One thing it won't mean, Gilles insists, is a fundamental change in the cellco business model.
"The traditional business models are still pretty much intact for operators - the core platform and core technology is the network, and the revenue stream is pretty much still ARPU-based," he says. "The additional activities are really intended to extend that core technology platform and augment the value provided to users."
Gilles illustrates the point by comparing the relationship between cellcos and WAC with the relationship between Google and Android.
"Google's core platform is search and advertising, and Android itself doesn't generate much revenue, but it does put Google search and advertising in the hands of mobile users, and offers Android apps make it more attractive to users," he says. "From an operator's perspective, WAC apps delivered via an operator's own app store makes the operator's network more attractive to consumers, but the main revenue stream is still the traditional one."

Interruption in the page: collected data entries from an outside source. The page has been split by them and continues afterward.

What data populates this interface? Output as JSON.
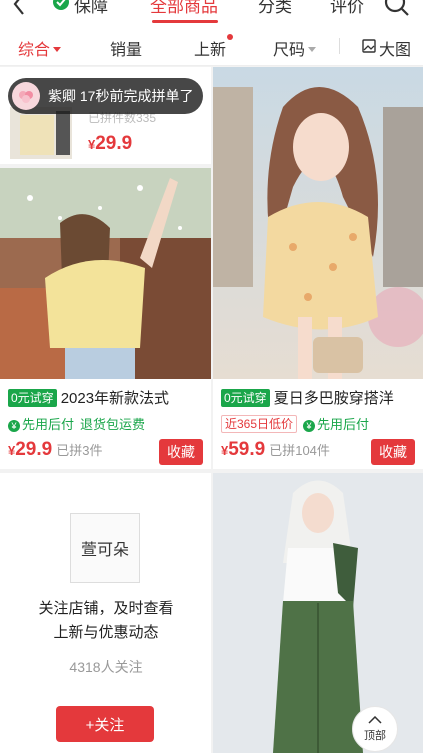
{
  "top_tabs": {
    "guarantee": "保障",
    "all_products": "全部商品",
    "category": "分类",
    "reviews": "评价"
  },
  "sort_bar": {
    "overall": "综合",
    "sales": "销量",
    "new": "上新",
    "size": "尺码",
    "big_image": "大图"
  },
  "toast": {
    "text": "紫卿 17秒前完成拼单了"
  },
  "partial_card": {
    "faded_text": "已拼件数335",
    "price_symbol": "¥",
    "price": "29.9"
  },
  "products": [
    {
      "trial_badge": "0元试穿",
      "title": "2023年新款法式",
      "tag1": "先用后付",
      "tag2": "退货包运费",
      "price_symbol": "¥",
      "price": "29.9",
      "sold": "已拼3件",
      "collect": "收藏"
    },
    {
      "trial_badge": "0元试穿",
      "title": "夏日多巴胺穿搭洋",
      "low_price_tag": "近365日低价",
      "tag1": "先用后付",
      "price_symbol": "¥",
      "price": "59.9",
      "sold": "已拼104件",
      "collect": "收藏"
    }
  ],
  "store_card": {
    "name": "萱可朵",
    "message_line1": "关注店铺，及时查看",
    "message_line2": "上新与优惠动态",
    "followers": "4318人关注",
    "follow_button": "+关注"
  },
  "back_to_top": "顶部",
  "colors": {
    "accent": "#e4393c",
    "green": "#1aa64a"
  }
}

If nothing else, DoCoMo chief Ryudi Yamada certainly sees it that way. At a time when cellcos have been wondering how to get by as data ARPUs aren't growing enough to offset the decline in voice ARPUs, Yamada says the current smartphone/apps trend can actually reverse declining ARPUs - with the right strategy.
Yamada says DoCoMo's various content initiatives from i-mode and i-appli to push services like i-concier and i-channel have boosted packet data revenues to account for nearly 50% of ARPU already.
"We have set a target to increase that to over 50% of ARPU this fiscal year, and to halt the decline of aggregate ARPU in FY2011, and then help it to recover and grow in FY2012," he said. "We're well positioned to achieve that with apps and smartphones."